CBOE Pioneers Portables For Trade Reporting; Lasalle Street Becomes Silicon Gulch
THIS WEEK'S LEAD STORIES
The Chicago Board Options Exchange plans to begin testing portable computers for market makers -- becoming the first Chicago market to put digital technology directly into the hands of floor traders.
Next month, four CBOE members who trade for their own accounts will replace pen and trading cards with communicating hand-held computers. The portable touchscreen units will record transactions in the crowds where Standard & Poor's 100 and 500 index options and two different equity options trade.
Although the pilot is scheduled to last 60 days, CBOE officials say they'll know within a week if it's a success.
"We are testing the market maker's ability to interact with the terminal," says Bob Walsh, vice president, trade processing. "Once that is apparent, we expect to increase the number of units in use."
No plans are afoot currently to give the lightweight computers to brokers who execute customer business. Under CBOE rules, a market maker who trades for his own account may also act as a broker, but not on the same day.

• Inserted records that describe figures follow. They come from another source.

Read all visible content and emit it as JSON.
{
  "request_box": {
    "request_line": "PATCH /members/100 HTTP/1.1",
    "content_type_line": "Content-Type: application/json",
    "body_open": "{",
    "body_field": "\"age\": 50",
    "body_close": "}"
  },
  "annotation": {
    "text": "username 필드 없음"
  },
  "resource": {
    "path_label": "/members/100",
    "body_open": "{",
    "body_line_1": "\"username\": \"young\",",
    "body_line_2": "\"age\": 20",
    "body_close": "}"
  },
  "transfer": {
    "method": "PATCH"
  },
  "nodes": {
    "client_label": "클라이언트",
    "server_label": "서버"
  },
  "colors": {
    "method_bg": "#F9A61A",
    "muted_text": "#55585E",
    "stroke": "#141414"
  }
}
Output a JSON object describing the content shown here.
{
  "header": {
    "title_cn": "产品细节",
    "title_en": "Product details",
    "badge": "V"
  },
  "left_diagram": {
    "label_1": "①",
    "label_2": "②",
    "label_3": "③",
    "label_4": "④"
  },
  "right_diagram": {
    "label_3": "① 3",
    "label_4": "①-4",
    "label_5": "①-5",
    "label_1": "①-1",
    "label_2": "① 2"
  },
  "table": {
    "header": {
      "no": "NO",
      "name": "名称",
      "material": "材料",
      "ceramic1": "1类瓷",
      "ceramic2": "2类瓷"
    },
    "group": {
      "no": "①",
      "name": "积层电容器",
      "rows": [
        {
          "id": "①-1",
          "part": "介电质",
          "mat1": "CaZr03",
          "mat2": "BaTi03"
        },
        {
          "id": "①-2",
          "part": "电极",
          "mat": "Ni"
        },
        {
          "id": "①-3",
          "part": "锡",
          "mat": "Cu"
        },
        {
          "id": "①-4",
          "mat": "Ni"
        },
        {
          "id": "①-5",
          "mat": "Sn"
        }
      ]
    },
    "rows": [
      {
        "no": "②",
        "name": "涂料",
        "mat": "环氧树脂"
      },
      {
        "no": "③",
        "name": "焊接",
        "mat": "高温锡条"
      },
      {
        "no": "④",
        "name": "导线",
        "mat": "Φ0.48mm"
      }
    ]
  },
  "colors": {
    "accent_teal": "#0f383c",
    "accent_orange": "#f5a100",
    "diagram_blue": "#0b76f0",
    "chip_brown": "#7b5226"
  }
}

If the touchscreen terminal wins acceptance among CBOE market makers, it could dramatically change life in Chicago's frenzied futures and options pits. While prices will almost certainly continue to be set by open outcry, the portable computer can reduce costly out-trades and speed up price reporting.
Close Watch
Although the Chicago Board of Trade and the Chicago Mercantile Exchange insist that portable computers cannot help fulfill the Commodity Futures Trading Commission's requirement that all futures transactions be recorded to the nearest minute, both exchanges are closely monitoring the CBOE's efforts.
In the first phase of the pilot, information stored in each handheld unit's 256K RAM will be periodically downloaded via wire into microcomputers on the exchange floor. Eventually, however, inboard radio transmitters will send data from the portable devices to a base station beneath the trading floor.
Under the CBOE's existing system, after a trade is made, buyer and seller record the transaction on cards submitted to the exchange at the end of the trading day. The seller immediately gives a tear-off sheet to an exchange employee responsible for reporting prices.
Until the early 1980s, prices and times were entered on computer terminals stationed throughout the trading floor. When the floor became too crowded, the CBOE began equipping some price reporters with headsets to communicate with data entry personnel in another part of the building.
But this system was labor-intensive because it required two people to record each transaction, says Ed Joyce, CBOE vice president, trading operations.
Radio Price Reporting
A year ago, the CBOE began a radio transmission pilot for price reporting and the headsets were replaced by 20 portable computers, which are used to report information to the CBOE's time and sales register.
The pilot involving the price reporters proves that wireless transmission can be used to relay information within the exchange, says Joyce. What remains to be seen is whether market makers are willing and able to use hand-held units to record trades.
Some CBOE market makers remain skeptical that portable computers can keep up with their activity, which can run as high as 10 transactions/minute. But CBOE officials are confident that the new system won't fall behind.
Still uncertain is whether 400 portable transmitters can be used simultaneously in a small area without posing a threat to data integrity, says Joyce.
Carrots
To encourage members to the adopt wireless trade entry, the CBOE is offering a few incentives. A market maker can call up his position on the device throughout the day and can also program the computer to calculate the number of shares that should be bought or sold to hedge each trade.
There are also plans to notify a market maker on his hand- held terminal when a trade has been assigned to him by the CBOE's Retail Automatic Execution System. Currently, when RAES assigns the other side of a trade to a participating market maker, he receives a hand-delivered computer printout.
The CBOE hasn't decided on the equipment to be used for trade reporting. An Epson model EHT-10 weighing a little less than two pounds is being used for the pilot, but the CBOE is encouraging other vendors to compete for the business. The hand-held computers and base station for wireless price reporting are made by Motorola Inc.
If the portable units become widespread among CBOE market makers, price reporters will no longer have to collect cards from market makers on the sell side of a trade. All price and trade reporting will be automated for orders executed by CBOE members for their own accounts.
The CBOE has already computerized 30% of its retail orders through the RAES system and plans to introduce an electronic order book for the exchange officials responsible for handling limit orders. As on a stock exchange, public orders that cannot be filled at current market prices are recorded in a book. But the book is run by a CBOE employee rather than a specialist.